De acordo com o deputado Jerônimo Goergen (PP-RS), integrante da FPA, a reunião com os parlamentares se justifica pelo fato de o agronegócio ser um dos setores mais afetados pela paralisação. “É um movimento significativo, crescente. Nosso papel é abrir essa agenda para encontrar medidas que possam ser aceitas pelo segmento e pelo governo”, explicou Goergen, que criticou ainda a decisão da Advocacia-Geral da União (AGU) de entrar na Justiça Federal com um pedido de liberação das rodovias bloqueadas. “Não é esse o caminho”, afirmou o deputado.

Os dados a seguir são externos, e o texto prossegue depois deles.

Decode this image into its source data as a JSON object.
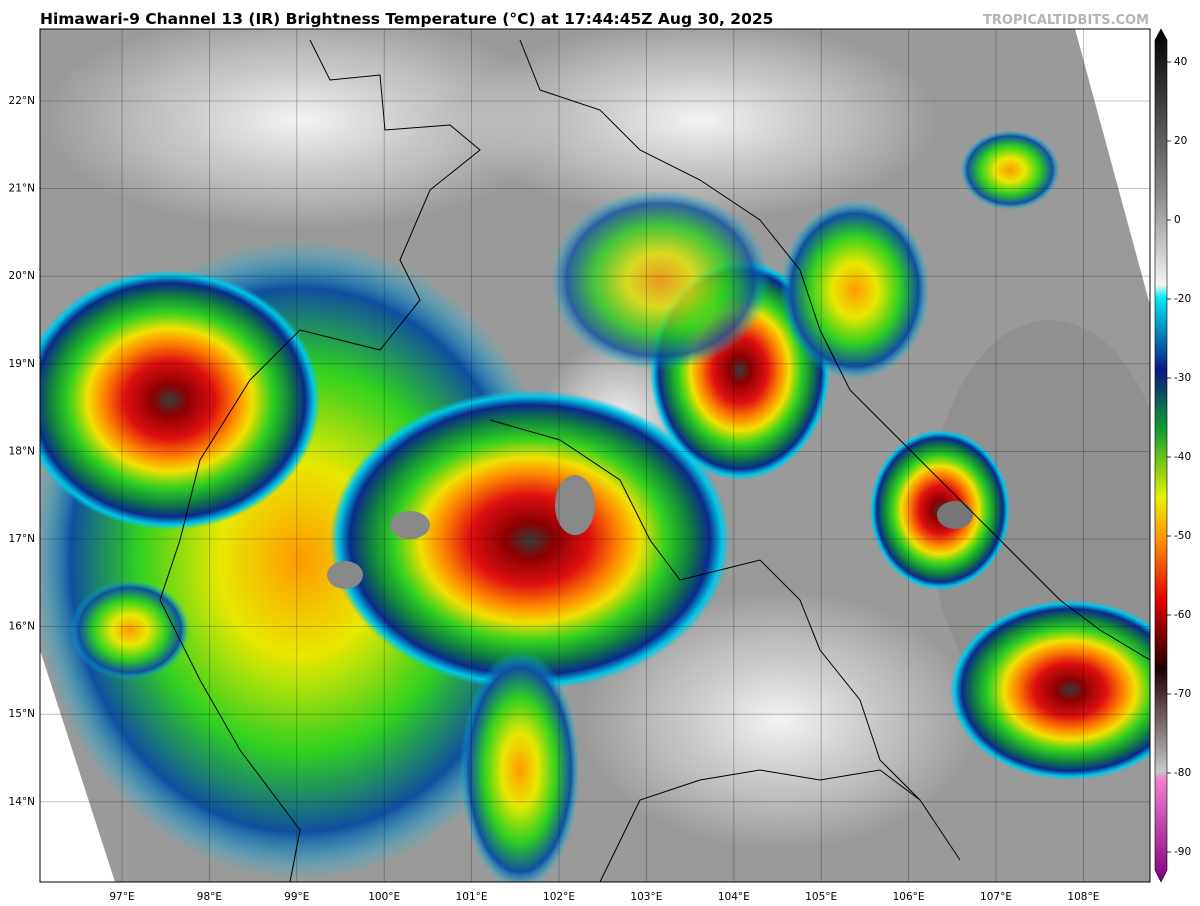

Conforme o último balanço da Polícia Rodoviária Federal, divulgado ontem (23) à noite, motoristas enfrentam dificuldades para atravessar 64 pontos de 23 rodovias federais em seis estados.Os estados mais prejudicados são o Rio Grande do Sul, com 23 pontos interditados, Santa Catarina, com 15 trechos bloqueados, e o Paraná, com dez bloqueios. As rodovias de Mato Grosso, Mato Grosso do Sul e Minas Gerais também têm pontos bloqueados.